Bergamin & Gomide paritcipates in Art Basel OVR: 20c presenting "The mystery of living things", dedicated exclusively to works created during the 20th century, from October 28th to 31st, 2020, on Art Basel's online platform.
We feature works by Amadeo Luciano Lorenzato, Amélia Toledo, Francisco Brennand, Frans Krajcberg, José Resende, Marcelo Cipis, Mira Schendel, Montez Magno, Oswaldo Goeldi and Rivane Neuenschwander. A selection of works that stem from natural elements or from the observation of the diversity characteristic of the Brazilian territory. They are works that seek to bypass the mystery of living things and to offer this fundamental experience which is the contact with nature.
The word nature, in its Latin origin natura, designates what will be born. Throughout our existence we are constantly impressed by its power and self-sufficiency, with its spontaneous beauty and the teachings that nature brings us, after all, we were born and grew in it. If for Man art is a timeless manifestation of its own essence, it is not surprising its constantly returns to this universe and its meanings.
From the sculptural mangrove by Frans Krajcberg, to the shells collected on the coast by Amelia Toledo, to José Resende's mineral abundance, the works seek to bypass the mystery of living things; that stem from natural elements or from the observation of the diversity characteristic of the Brazilian territory.
Frans Krajcberg (1921-2017) claimed the “sensibility of the natural”. This was the leitmotiv of his work: “I cannot go into the middle of the street and start yelling,” he says, “otherwise I’ll be arrested or taken to the hospice. But, when I recover these burnt tree logs devastated by men’s violence and use all the expressivity that they bring to create, I show their scream.” For this reason, his work is mostly made of curved wood, whose expressivity of curves and twists figures as a manifesto.
José Resende (1945) in exercising the difficult balance of two small stones connected to a base stone by iron bars – presents three similar and interconnected elements whose forms are not repeated. With this work, which has discreet dimensions if compared to a large portion of Resende's production, we have a beautiful example of the autonomy and synthesis exercised by the artist throughout his career. José Resende's work teaches us about the disengagement with immediate communicability, since he pursuits the artistic language as a condensed power.
Amelia Toledo (1926-201) departs from her experiences in Rio de Janeiro when she walked the beach collecting shells in the sand, which resulted in the creation of several works, among them Gambiarra (1976): a clothesline made with nylon threads and sonic shells organized in such a way as to dance and play with the wind. In this work, the artist attributes new functions and potentialities to these natural elements that are the shells, by aligning them in a way that contrasts with the randomness present in nature.

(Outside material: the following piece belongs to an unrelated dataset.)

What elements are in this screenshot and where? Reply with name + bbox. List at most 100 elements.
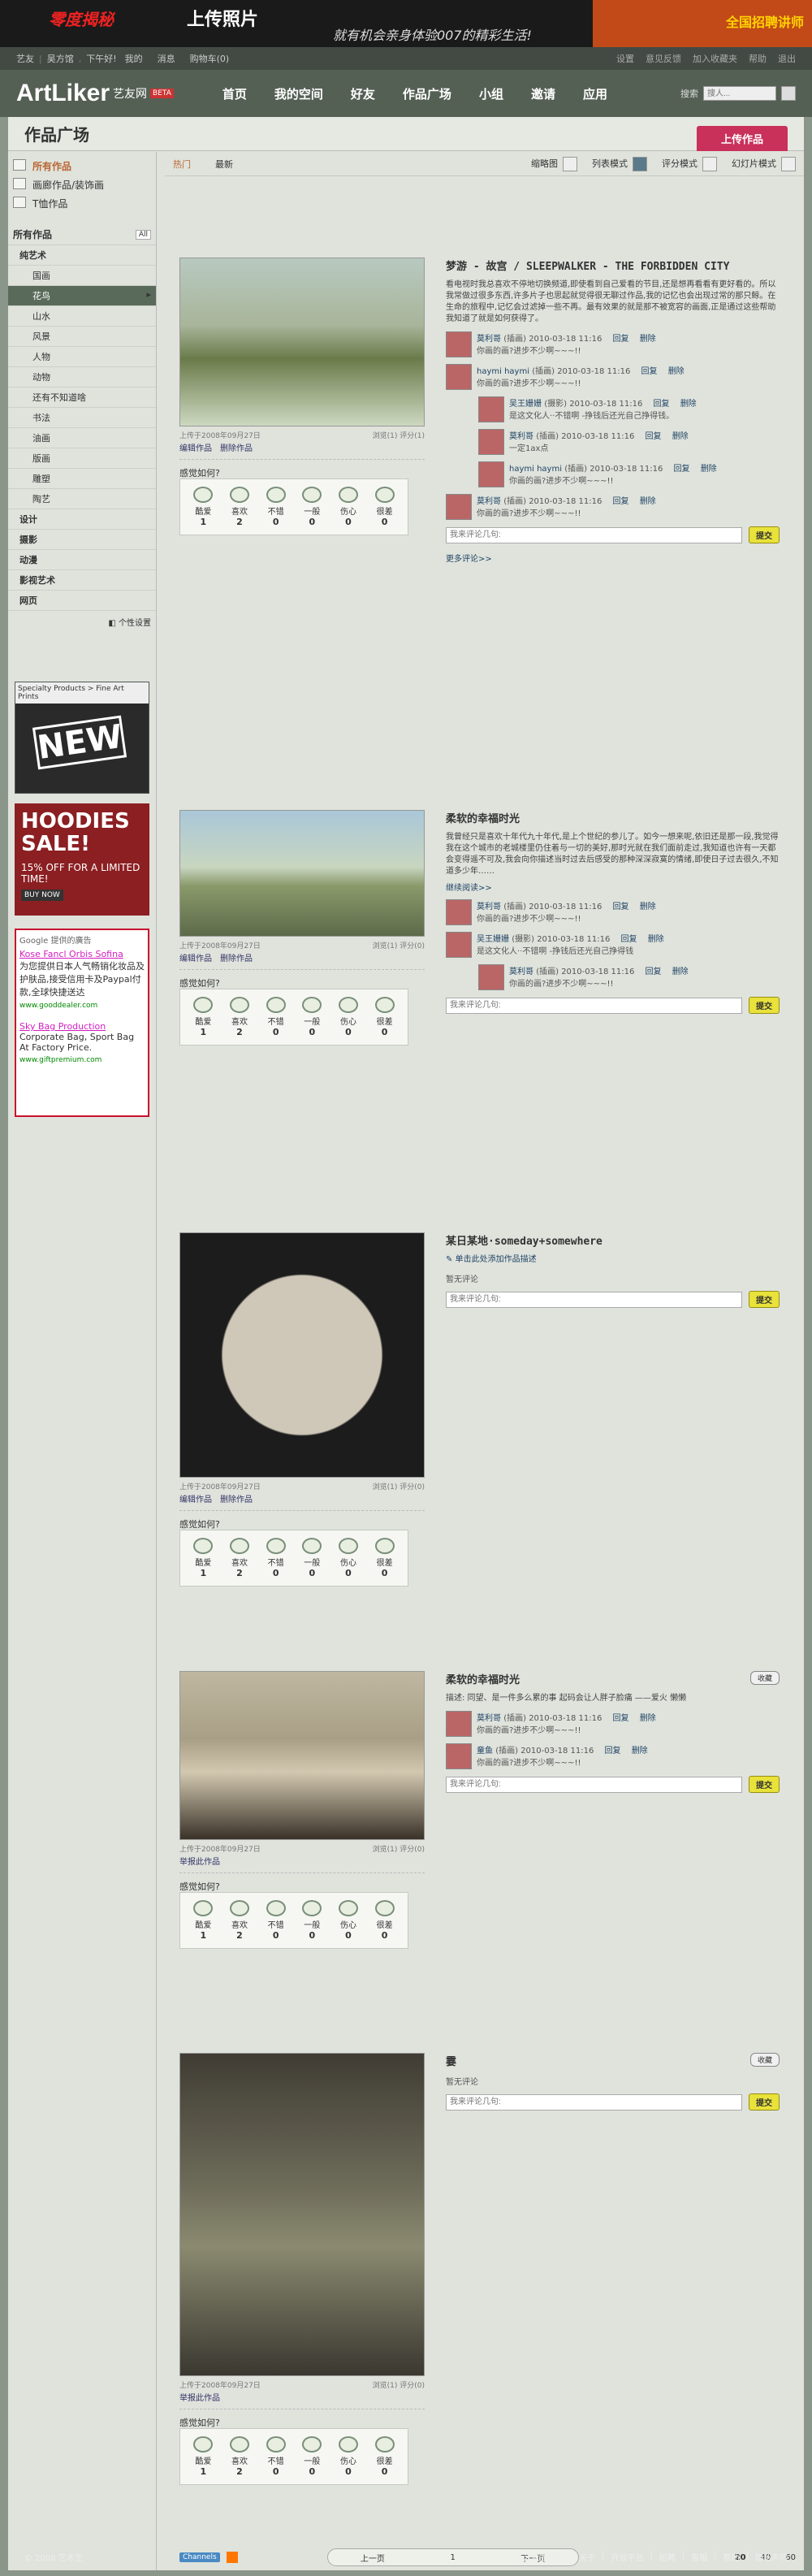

Francisco Brennand (1927-2019) vitrified ceramics flirt with a kind of biomorphic abstraction in which the rounded forms resemble the human body, animals and elements present in nature. Regarding the actual piece selected, the figure that emerges from a round basis extends itself without representing anything specifically – but maintaining the dialogue with the phallic forms that are repeated throughout Brennand’s production in works of various dimensions, whether monumental or simple like this one.
Rivane Neuenschwander (1967) exhibited her leaves for the first time at the Second Johannesburg Biennale in 1997, together with another work in which the artist created a carpet of apeiba tibourbou seeds glued together. At that time, the artist lived in London and her artistic practice was focused on working with natural elements such as dried leaves, garlic peels, ants, among others things. In the works concerned, Rivane dissects the leaves in order to highlight their structure, that is summarized in lines and contours that call attention for their delicacy.
By bringing together these works of art, perhaps we can contribute to a “subjective depollution” necessary for an objective change that must be undertaken in the world, as Krajcberg, Pierre Restany and Sepp Baendereck conceived in their Manifesto do Rio Negro in 1968:
“It’s about fighting against certain ecological perspectives. It’s about fighting much more against subjective pollution than against objective pollution, against the pollution of the senses and the brain, much more than of the air or water.”